In 2009 I went to the theater with some friends to see a remake of a movie I had never seen in the first place. I grew up a die-hard Star WARS fan. Toys, cards, movies, costumes, the works.
While I wasn't completely ignorant of it, Star TREK was nowhere on the radar. I had seen a TV show episode here and there. I'd seen bits and pieces of the Wrath of Khan and First Contact. I could point out Mr. Spock in a crowd. But it really wasn't my think, and I found it kind of goofy.
My expectations for J. J. Abrams new spin on the series were pretty low, if not completely uninformed. Abrams made LOST. That was enough for me to work with.
If you've seen that movie, you know how good it was. Needless to say, I loved it and became a Trek fan, of sorts.
Star Trek: Into Darkness was probably my most anticipated summer movie.
It's risky to admit that because I then had huge expectations for what Abrams would bring to the table for round 2.
Into Darkness essentially picks up where the first film left off. Jim Kirk finds himself a young captain trying to prove his value and leadership to both his superior officers and his crew. When several attacks by a mysterious, rogue member of Star Fleet leave the ranks in a frenzy, Jim must prove himself by leading the mission to bring the menace to justice.
With the movie as a spectacle, Abrams brings a bigger, bolder film to the screen. The CG is not over the top (see also GATSBY) and the action scenes are clean and fluid. I saw the movie in standard format, as I am not a huge fan of 3D; so I can't comment on how that looked.
Abrams is a master of visuals, but what I love about Star Trek is that he doesn't lose his characters in the midst of it all.
Into Darkness maintains the character arcs and collisions of all our favorites, the most of which is between Kirk and Spock. Witty dialogue and genuine emotion flow throughout the script, allowing the audience to feel attached to these characters amidst the fast-paced plot line.

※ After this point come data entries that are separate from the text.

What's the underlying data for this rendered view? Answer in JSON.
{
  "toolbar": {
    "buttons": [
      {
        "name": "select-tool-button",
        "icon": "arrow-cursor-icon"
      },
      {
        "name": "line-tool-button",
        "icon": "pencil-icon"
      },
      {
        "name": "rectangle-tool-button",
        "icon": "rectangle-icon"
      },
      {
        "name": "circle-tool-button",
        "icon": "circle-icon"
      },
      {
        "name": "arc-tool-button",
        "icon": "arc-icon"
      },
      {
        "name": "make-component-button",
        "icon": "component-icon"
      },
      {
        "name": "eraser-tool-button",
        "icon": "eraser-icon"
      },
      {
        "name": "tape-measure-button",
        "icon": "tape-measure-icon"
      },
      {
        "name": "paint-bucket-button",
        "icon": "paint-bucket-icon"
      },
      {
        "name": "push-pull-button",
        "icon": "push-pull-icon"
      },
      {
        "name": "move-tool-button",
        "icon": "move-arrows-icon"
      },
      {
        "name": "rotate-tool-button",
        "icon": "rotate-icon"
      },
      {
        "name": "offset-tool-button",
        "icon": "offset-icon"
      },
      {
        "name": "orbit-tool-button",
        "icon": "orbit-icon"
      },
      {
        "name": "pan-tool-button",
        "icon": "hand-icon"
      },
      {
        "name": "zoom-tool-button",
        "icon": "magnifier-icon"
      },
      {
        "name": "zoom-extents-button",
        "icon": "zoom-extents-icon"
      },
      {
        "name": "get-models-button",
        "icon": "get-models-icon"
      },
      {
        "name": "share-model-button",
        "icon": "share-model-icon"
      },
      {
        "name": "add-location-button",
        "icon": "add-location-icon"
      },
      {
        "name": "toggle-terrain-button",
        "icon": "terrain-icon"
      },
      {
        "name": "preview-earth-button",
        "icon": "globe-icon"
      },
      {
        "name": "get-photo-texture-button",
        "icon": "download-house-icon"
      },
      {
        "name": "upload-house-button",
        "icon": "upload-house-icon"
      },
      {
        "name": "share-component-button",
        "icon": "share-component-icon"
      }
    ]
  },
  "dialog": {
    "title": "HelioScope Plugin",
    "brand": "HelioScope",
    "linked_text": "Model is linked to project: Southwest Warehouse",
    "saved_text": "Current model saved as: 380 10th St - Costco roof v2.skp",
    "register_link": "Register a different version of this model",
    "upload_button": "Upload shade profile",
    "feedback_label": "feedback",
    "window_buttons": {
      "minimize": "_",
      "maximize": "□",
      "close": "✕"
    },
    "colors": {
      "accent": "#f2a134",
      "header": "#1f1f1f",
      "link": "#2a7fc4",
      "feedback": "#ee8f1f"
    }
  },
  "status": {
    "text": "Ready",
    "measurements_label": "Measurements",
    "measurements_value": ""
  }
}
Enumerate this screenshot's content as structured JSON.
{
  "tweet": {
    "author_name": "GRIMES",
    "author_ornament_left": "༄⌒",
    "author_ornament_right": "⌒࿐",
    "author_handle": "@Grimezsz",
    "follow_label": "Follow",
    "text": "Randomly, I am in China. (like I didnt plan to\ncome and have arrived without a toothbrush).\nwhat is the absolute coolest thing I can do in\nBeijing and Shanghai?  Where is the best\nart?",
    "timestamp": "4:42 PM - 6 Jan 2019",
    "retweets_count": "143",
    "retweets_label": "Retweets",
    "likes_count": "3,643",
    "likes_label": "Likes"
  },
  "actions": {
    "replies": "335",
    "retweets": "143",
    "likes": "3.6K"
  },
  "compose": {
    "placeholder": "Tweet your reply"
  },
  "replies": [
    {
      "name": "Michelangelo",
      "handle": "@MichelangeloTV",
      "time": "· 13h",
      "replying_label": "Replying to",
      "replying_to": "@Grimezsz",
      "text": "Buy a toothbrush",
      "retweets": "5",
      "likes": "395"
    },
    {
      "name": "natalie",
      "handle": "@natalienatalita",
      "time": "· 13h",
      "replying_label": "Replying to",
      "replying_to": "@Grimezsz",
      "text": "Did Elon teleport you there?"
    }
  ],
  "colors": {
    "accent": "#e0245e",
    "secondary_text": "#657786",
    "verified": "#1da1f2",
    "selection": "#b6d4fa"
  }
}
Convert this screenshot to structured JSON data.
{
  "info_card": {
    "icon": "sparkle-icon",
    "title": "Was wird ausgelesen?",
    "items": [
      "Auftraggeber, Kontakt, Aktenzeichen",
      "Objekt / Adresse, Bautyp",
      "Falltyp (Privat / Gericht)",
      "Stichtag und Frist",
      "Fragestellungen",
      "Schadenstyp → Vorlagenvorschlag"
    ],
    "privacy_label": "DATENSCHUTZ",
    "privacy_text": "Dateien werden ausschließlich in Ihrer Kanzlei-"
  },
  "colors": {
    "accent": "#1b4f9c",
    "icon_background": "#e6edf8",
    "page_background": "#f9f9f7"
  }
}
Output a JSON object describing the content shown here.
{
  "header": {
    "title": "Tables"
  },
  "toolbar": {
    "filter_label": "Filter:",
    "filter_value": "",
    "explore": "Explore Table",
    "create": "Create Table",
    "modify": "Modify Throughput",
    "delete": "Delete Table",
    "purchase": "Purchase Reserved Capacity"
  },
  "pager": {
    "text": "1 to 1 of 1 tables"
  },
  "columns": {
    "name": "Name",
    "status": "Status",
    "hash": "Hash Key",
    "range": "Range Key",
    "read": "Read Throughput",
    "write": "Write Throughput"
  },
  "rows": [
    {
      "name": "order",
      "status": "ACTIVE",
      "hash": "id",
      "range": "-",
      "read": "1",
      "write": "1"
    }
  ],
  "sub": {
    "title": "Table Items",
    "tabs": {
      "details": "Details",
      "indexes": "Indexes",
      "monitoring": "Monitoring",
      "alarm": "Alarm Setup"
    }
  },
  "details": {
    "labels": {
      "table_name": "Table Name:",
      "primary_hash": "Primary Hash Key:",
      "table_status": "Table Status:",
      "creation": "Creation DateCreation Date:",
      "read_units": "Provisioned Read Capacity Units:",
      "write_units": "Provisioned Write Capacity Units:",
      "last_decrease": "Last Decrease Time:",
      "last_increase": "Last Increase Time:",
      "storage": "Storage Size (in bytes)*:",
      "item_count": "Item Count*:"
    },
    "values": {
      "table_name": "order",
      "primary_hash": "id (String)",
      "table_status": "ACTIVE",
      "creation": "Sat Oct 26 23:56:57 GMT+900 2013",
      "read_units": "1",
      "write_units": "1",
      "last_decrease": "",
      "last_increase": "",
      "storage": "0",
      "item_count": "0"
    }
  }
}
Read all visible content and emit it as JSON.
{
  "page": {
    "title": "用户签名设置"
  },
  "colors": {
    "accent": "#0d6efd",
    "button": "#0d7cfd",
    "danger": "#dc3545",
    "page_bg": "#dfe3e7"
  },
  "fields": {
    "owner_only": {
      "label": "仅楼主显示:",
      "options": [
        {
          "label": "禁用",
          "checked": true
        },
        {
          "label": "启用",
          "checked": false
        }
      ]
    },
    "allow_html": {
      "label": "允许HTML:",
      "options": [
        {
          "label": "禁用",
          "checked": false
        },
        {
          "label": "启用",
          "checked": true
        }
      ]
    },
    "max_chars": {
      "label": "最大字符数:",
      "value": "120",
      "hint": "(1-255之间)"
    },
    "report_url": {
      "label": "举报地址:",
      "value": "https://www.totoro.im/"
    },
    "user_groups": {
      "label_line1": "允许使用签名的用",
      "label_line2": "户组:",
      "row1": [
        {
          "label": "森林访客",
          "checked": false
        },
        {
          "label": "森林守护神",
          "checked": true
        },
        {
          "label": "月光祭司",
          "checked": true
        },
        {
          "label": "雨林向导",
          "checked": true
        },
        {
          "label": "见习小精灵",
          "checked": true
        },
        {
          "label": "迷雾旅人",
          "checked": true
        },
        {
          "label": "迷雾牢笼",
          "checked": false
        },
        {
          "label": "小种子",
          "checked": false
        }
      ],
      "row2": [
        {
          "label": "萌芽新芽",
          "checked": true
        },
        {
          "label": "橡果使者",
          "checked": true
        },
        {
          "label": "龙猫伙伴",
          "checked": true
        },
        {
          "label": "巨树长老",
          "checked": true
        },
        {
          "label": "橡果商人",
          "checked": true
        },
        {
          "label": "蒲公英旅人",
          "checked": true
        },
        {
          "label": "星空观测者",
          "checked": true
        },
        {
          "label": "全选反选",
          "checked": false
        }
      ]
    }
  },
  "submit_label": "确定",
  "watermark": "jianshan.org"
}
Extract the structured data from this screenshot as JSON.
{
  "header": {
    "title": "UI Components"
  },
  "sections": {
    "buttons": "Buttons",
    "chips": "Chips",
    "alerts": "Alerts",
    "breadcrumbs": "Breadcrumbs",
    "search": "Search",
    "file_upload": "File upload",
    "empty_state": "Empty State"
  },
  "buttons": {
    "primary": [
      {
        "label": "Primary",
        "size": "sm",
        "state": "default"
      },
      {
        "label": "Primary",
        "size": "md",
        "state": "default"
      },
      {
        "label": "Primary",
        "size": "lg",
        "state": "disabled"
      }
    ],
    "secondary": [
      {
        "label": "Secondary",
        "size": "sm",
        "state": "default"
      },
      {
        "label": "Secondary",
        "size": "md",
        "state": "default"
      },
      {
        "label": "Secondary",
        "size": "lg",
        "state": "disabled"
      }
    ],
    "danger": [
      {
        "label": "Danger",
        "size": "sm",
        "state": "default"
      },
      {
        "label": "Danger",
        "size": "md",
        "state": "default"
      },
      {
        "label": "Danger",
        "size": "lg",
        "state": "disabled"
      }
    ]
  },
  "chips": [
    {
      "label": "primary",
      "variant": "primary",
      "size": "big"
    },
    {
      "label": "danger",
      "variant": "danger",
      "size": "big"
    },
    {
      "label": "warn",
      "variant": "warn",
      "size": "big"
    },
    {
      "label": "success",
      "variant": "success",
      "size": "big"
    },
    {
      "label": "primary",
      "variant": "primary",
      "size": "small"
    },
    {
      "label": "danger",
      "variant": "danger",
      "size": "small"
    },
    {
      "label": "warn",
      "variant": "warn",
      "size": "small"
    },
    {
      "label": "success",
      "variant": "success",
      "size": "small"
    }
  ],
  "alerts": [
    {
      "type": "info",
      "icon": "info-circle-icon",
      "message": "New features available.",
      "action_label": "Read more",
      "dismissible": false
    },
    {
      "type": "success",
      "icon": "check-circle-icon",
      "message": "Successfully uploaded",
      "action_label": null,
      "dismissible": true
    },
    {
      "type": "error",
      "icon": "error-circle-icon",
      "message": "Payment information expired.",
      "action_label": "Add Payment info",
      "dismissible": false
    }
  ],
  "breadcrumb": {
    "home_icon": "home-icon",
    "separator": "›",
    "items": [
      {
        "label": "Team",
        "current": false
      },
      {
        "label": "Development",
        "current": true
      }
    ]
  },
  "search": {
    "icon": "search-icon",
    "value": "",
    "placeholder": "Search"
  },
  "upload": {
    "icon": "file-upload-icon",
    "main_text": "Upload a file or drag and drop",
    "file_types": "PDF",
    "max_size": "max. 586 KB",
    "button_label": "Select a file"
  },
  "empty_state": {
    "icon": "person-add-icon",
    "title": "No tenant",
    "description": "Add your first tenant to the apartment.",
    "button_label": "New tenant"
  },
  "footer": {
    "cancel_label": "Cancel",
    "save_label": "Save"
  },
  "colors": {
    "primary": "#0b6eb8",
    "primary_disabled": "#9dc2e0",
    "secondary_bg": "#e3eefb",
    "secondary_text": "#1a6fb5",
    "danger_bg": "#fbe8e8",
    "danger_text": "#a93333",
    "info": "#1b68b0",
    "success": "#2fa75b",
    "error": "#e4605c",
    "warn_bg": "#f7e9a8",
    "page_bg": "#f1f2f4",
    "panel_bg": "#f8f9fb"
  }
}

My favorite new addition to this sequel, however, is the villain, played by Benedict Cumberbatch.
I am not largely familiar with most of his work, but the guy brought it as a simultaneously commanding yet restrained force of evil. His one big speech in particular was a defining moment in the film and glued the whole story together.
Abrams has done a fantastic job preserving the spirit of the original films, weaving in story lines and goodies from the older franchise. The film moves quickly, but it isn't overwhelming for the audience. I'm not ready to say that this film tops the original Abrams movie from 2009, but it is a great second chapter in the saga. Go see it.
Already seen it? What did you think?